In order to explore the functional consequences of SUV39H1 induction and relocalization in mycobacteria‐infected macrophages, Yaseen et al (2018) used the histone methyltransferase inhibitor chaetocin and generated stable THP1 macrophage‐like cell lines expressing either an shRNA directed against SUV39H1 or a control, scrambled, shRNA. Using these tools, the authors compared the behavior of recombinant Mycobacterium smegmatis, a fast‐growing distant cousin of Mtb, or Mtb‐expressing wild‐type or modified forms of HupB altered in Lys138. SUV39H1 silencing resulted in an increase in intracellular multiplication of bacteria over‐expressing wild‐type HupB. In contrast, SUV39H1 silencing had no effect on the intracellular bacterial loads when bacteria expressed HupB‐K138A, a mutant form of HupB that cannot be trimethylated. These data indicated that macrophages were able to restrain mycobacterial intracellular survival through SUV39H1‐dependent trimethylation of HupB. In agreement with this finding, infection of mice with recombinant M. smegmatis yielded a higher amount of bacteria in lungs, liver, and spleen when the bacteria expressed HupB‐K138A, compared to bacteria expressing wild‐type HupB. Finally, Yaseen et al (2018) report that treatment of Mtb with SUV39H1 markedly reduces biofilm formation in vitro and mycobacterial aggregation within phagosomes, demonstrating that trimethylation of HupB present in the Mtb envelope alters bacterial adherence.

Altogether, the observations reported by Yaseen et al (2018) bring novel knowledge in host–pathogen interactions (Fig 1). They also raise several important questions. The mechanisms, including receptors, signal transduction pathways, and intracellular partners, leading to the increased expression and subcellular relocalization of SUV39H1 in infected cells, will need to be deciphered. In addition, HupB is known to play an important role as a nucleoid‐associated protein binding to DNA in the bacterial cytoplasm (Holowka et al, 2017) and as a bacterial envelope‐associated protein during adhesion to host cells (Lefrancois et al, 2011). In this context, the mechanisms involved in restriction of infection through HupB trimethylation remain to be fully understood. Finally, it will be most interesting to investigate whether countering infection by SUV39H1 and possibly other host cell epigenetic modulators is a more general response to infection by mycobacteria and other intracellular pathogens.

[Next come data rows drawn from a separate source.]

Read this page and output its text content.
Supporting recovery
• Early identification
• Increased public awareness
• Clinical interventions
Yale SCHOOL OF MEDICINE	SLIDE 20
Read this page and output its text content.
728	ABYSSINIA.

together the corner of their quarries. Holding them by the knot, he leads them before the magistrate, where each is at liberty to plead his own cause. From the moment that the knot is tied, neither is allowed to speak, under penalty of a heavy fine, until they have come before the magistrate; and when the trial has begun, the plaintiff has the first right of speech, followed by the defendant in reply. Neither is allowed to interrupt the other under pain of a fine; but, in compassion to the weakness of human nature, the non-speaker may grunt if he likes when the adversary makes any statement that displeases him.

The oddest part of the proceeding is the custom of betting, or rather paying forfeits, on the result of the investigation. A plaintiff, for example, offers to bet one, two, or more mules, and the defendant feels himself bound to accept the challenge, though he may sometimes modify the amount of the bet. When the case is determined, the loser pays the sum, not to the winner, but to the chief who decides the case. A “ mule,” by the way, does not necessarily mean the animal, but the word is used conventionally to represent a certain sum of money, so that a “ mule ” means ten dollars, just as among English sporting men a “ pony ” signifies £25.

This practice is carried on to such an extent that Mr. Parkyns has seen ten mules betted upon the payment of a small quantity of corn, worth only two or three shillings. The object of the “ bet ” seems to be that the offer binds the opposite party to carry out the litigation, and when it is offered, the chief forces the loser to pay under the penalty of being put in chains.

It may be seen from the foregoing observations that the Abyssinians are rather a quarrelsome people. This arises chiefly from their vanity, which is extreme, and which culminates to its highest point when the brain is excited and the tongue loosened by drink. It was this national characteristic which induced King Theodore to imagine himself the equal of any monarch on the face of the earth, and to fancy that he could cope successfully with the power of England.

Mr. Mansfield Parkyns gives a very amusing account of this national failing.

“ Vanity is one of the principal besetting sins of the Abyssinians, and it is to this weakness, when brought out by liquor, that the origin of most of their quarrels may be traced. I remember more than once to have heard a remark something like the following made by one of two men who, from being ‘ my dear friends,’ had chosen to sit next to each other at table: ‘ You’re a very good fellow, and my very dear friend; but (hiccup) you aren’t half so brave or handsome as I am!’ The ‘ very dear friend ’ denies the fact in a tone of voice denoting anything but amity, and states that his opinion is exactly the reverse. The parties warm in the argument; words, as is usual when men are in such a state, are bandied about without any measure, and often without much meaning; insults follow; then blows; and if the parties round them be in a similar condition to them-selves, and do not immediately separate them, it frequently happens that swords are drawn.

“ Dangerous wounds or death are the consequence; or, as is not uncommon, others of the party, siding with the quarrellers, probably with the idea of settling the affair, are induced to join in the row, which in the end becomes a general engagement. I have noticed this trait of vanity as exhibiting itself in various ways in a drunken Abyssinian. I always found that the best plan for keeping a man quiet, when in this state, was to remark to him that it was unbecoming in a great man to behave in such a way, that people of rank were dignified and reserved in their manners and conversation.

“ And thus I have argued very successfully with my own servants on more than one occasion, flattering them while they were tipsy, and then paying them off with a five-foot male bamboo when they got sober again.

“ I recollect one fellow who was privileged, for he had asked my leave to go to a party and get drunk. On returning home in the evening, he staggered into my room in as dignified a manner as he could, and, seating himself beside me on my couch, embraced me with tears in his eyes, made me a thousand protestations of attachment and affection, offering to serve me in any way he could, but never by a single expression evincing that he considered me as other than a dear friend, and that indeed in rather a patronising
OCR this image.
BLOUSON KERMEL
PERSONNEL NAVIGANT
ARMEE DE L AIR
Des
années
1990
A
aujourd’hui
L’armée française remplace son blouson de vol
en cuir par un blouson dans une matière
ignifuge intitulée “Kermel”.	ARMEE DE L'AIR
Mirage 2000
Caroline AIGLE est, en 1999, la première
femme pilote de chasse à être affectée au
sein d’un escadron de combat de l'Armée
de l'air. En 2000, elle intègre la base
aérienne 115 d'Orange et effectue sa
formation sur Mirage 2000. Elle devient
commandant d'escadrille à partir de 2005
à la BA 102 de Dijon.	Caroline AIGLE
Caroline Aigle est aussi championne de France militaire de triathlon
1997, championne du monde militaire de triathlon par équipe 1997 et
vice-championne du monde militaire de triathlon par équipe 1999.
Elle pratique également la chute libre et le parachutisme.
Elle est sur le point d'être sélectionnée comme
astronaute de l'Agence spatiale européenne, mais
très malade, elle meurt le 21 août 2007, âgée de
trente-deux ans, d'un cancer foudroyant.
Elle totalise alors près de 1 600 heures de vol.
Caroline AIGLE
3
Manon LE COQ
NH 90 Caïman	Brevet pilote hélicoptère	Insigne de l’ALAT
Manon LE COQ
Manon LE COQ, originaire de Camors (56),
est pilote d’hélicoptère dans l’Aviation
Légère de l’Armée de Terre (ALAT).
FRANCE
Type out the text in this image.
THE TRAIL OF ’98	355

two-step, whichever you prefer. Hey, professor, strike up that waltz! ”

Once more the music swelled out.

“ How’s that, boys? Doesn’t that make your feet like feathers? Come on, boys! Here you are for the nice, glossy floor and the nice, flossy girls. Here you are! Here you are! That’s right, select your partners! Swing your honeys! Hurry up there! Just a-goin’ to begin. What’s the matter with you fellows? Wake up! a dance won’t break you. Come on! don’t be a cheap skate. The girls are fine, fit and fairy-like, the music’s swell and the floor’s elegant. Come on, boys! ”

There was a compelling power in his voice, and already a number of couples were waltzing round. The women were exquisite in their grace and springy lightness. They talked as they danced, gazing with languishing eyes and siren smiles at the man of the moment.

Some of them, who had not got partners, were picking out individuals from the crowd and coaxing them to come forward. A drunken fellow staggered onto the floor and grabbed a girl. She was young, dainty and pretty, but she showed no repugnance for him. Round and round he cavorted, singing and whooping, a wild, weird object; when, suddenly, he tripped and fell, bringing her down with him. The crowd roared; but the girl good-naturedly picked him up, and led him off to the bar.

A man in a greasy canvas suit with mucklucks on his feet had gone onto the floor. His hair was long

Figure 1. The role of SUV39H1 in restricting Mycobacterium tuberculosis in macrophages.

Figure 1

Mycobacterium tuberculosis infection of macrophages induces the expression of nuclear SUV39H1 and relocalization of the protein to the host cell surface. At the plasma membrane, SUV39H1 trimethylates the mycobacterial surface protein HupB, which reduces mycobacterial adhesion. After phagocytosis, SUV39H1 localizes in the mycobacterial vacuole. This restricts intracellular survival and/or multiplication of M. tuberculosis. The signaling pathway linking mycobacterial encountering and SUV39H1 upregulation and trafficking outside the nucleus will need to be deciphered. Similarly, the mechanism by which SUV39H1‐mediated trimethylation of HupB restricts mycobacteria inside the host cells will require further investigation.